Russia’s ongoing war in Ukraine coupled with global recession fear and depleting natural gas inventories continue to support higher commodity prices and energy demand.

U.S. LNG exporters have already boosted exports to Europe and other destinations amongst the uncertainties. Other LNG companies looking to take part in the gas boom are scrambling to ink export deals related to proposed LNG projects as some countries start to hedge bets on Russian gas.

“We’re monitoring the Freeport incident very closely.
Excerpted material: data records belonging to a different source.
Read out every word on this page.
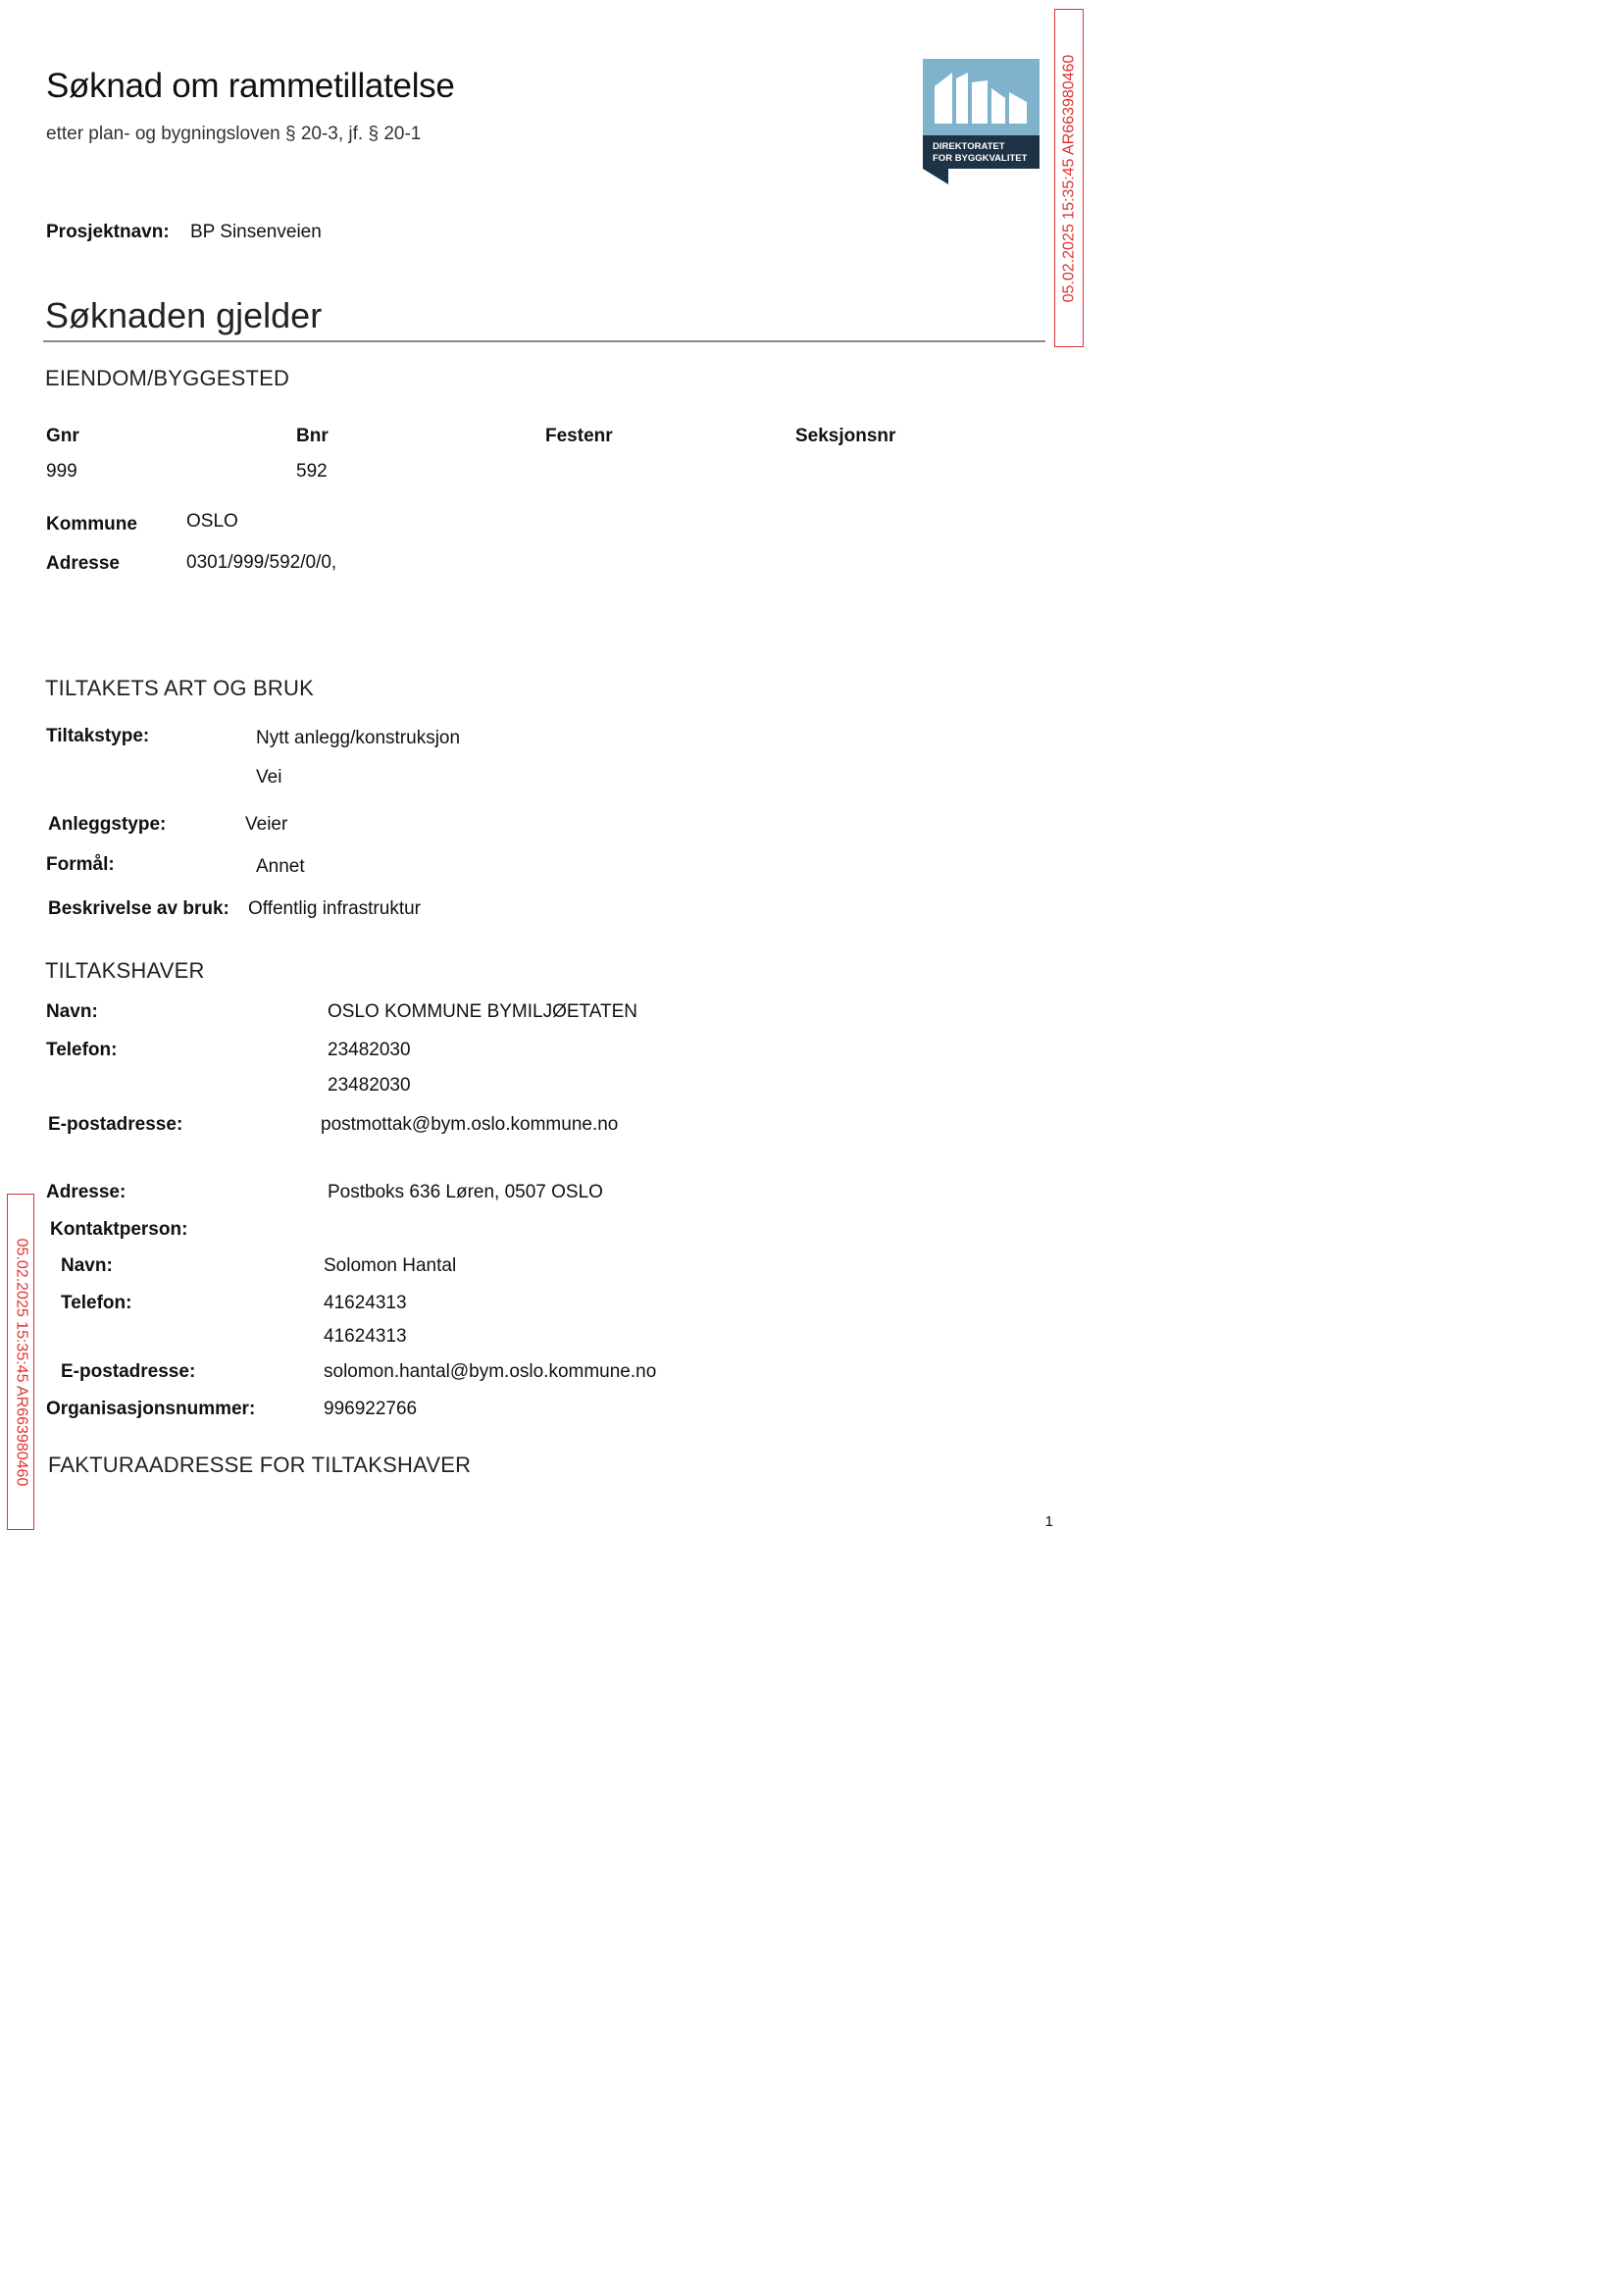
Søknad om rammetillatelse
etter plan- og bygningsloven § 20-3, jf. § 20-1
DIREKTORATET
FOR BYGGKVALITET 05.02.2025 15:35:45 AR663980460
05.02.2025 15:35:45 AR663980460
Prosjektnavn: BP Sinsenveien
Søknaden gjelder
EIENDOM/BYGGESTED
Gnr	Bnr	Festenr	Seksjonsnr
999	592
Kommune	OSLO
Adresse	0301/999/592/0/0,
TILTAKETS ART OG BRUK
Tiltakstype:	Nytt anlegg/konstruksjon
Vei
Anleggstype:	Veier
Formål:	Annet
Beskrivelse av bruk: Offentlig infrastruktur
TILTAKSHAVER
Navn:	OSLO KOMMUNE BYMILJØETATEN
Telefon:	23482030
23482030
E-postadresse:	postmottak@bym.oslo.kommune.no
Adresse:	Postboks 636 Løren, 0507 OSLO
Kontaktperson:
Navn:	Solomon Hantal
Telefon:	41624313
41624313
E-postadresse:	solomon.hantal@bym.oslo.kommune.no
Organisasjonsnummer:	996922766
FAKTURAADRESSE FOR TILTAKSHAVER
1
It’s a key component of LNG exports,” API president and CEO Mike Sommers said June 14 during a media conference discussing API’s policy plan to restore U.S. energy leadership.

API senior vice president of policy, economics and regulatory affairs Frank Macchiarola remained hopeful about filling Europe’s gas needs. “It's certainly important in a tight market that we face right now,” Macchiarola said during the media conference.

Houston-based Freeport LNG’s Quintana facility initiated LNG exports in 2019 and is now the seventh largest in the world and second largest in the U.S. Freeport has already received all regulatory approvals for construction of a fourth liquefaction train, according to details on its website. 

The near-term export impact from the Quintana Island facility closure is expected to “be moderated in the first week by the use of LNG already in storage tanks to load ships, though a reduced liquefaction rate beyond that would start to be felt,” Goldman Sachs’ analysts Samantha Dart, Damien Courvalin and Romain Langlois wrote June 8 in a research note to clients.

“We estimate it would take an outage lasting more than 70 days before its estimated 20 MMcm/d impact on NW European storage took end-summer inventory levels below 90% of full versus our current 93% of full expectations. While uncertainty following the event may lend near-term support to both TTF [Title Transfer Facility] and JKM [Japan Korea Marker], it would take in our view an expected outage longer than two months to support a higher 3Q22 TTF price vs our 85 EUR/MWh forecast,” the analysts wrote referring to Europe’s and Asia’s TTF and JKM natural gas benchmarks.